In the process of fixing the Python test suite on Cygwin I ran across
one test that was consistently causing segfaults later on, not
directly local to that test.  The test involves wcsxfrm so that's
where I focused my attention.

The attached test demonstrates the bug.  Given an output buffer of N
wide characters, wcsxfrm will cause bytes beyond the destination size
to be reversed.
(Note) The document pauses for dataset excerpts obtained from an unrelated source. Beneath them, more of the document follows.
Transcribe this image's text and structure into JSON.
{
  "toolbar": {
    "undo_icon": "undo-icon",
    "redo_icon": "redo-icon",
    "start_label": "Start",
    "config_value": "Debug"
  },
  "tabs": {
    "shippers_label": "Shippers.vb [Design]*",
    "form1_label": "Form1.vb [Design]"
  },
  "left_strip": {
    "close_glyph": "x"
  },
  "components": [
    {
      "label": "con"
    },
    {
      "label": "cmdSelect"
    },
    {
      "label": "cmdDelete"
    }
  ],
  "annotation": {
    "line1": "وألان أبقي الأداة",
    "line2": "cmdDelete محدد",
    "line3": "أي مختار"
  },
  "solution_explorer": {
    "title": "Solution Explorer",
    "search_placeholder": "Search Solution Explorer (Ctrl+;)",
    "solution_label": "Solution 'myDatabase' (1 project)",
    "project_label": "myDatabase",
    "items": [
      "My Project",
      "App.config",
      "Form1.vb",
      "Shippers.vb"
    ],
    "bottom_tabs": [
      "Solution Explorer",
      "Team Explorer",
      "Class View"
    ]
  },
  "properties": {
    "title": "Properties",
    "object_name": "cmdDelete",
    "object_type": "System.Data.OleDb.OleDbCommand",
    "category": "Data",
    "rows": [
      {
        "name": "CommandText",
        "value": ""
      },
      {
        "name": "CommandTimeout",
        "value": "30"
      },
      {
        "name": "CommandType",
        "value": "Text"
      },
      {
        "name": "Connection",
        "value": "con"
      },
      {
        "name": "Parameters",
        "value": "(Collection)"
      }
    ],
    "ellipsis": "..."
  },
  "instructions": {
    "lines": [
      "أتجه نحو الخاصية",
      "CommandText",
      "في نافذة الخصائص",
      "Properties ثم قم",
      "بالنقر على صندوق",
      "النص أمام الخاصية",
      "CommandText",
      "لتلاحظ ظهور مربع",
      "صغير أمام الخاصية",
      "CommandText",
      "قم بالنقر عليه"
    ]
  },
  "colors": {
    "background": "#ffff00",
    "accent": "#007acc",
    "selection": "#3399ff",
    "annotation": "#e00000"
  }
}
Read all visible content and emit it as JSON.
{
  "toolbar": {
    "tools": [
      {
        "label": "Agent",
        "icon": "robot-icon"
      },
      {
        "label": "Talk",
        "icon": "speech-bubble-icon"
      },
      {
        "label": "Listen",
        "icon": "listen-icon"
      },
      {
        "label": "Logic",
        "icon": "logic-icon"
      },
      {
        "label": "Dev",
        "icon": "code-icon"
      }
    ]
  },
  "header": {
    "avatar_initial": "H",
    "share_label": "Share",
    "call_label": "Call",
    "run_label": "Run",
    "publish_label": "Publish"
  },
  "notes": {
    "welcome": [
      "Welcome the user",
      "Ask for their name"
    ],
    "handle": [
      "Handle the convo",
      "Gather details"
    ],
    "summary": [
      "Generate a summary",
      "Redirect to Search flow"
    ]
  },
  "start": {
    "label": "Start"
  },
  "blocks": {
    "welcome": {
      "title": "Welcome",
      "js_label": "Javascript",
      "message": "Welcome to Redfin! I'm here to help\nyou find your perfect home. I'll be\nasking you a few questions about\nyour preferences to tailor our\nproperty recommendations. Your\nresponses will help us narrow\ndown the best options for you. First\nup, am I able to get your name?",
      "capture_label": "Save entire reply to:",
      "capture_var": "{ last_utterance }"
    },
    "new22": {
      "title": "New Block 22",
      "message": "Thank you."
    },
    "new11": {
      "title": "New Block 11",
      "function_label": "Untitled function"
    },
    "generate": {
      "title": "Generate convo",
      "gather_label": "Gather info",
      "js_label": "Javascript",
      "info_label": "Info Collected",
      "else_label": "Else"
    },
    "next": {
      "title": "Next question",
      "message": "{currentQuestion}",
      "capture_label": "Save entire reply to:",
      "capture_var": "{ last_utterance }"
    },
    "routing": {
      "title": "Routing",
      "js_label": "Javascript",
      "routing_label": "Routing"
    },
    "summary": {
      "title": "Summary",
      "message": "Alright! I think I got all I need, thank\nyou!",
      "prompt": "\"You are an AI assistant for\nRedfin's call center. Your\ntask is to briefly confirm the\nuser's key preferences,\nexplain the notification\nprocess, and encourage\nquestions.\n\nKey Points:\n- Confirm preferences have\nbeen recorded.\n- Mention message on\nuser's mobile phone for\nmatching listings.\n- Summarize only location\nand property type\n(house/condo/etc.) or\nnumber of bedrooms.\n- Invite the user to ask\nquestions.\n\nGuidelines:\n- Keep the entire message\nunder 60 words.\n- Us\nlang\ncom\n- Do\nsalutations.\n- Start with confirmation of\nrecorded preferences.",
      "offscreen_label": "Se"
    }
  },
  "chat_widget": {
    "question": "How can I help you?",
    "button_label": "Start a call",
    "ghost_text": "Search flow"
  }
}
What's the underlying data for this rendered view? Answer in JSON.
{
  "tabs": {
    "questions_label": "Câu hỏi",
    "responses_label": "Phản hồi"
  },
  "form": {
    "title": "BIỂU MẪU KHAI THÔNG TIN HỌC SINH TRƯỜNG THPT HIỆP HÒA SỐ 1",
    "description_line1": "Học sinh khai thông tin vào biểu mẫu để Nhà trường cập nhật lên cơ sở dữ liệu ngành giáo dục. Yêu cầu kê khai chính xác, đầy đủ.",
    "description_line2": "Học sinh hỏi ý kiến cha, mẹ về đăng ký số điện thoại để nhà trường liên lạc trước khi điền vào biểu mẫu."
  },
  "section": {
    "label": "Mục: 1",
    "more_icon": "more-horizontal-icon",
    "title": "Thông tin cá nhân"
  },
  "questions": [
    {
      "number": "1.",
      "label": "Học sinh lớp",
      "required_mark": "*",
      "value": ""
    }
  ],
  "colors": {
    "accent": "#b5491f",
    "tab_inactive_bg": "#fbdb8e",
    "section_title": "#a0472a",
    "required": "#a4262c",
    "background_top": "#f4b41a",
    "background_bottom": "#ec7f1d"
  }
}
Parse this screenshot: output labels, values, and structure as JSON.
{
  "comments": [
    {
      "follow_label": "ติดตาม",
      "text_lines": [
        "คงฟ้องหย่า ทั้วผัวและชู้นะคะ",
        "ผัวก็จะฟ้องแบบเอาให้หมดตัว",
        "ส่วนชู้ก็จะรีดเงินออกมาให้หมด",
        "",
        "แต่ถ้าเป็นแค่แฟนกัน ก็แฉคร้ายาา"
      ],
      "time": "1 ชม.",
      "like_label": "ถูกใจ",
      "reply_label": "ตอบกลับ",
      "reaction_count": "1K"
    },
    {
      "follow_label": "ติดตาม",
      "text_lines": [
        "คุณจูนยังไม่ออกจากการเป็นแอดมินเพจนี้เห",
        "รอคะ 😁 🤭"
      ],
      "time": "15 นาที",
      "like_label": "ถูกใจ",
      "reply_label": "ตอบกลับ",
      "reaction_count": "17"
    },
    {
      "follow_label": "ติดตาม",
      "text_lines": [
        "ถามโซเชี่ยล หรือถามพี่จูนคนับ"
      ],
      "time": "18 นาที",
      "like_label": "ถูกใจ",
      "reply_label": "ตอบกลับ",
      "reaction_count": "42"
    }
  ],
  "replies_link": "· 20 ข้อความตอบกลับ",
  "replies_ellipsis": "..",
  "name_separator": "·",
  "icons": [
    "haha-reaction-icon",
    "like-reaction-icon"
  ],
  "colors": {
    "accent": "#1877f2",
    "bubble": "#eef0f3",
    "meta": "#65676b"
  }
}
I believe it might actually be a bug in the underlying
LCMapStringW workhorse (this is on Windows 10; have not tested other
versions).

According to its docs [1], the cchDest argument (size of the
destination buffer) is treated as a *byte* count when using
LCMAP_SORTKEY.  However, for the purposes of applying the
LCMAP_BYTEREV transformation it seems to be treating the output size
(in bytes) as character count.  So in the example I give, where the
output sort key is 7 bytes (including the null terminator), it swaps
*14* bytes--the bytes including the sort key as well as the next 7
adjacent bytes.  This is obviously a problem if the destination buffer
is allocated out of some larger memory pool.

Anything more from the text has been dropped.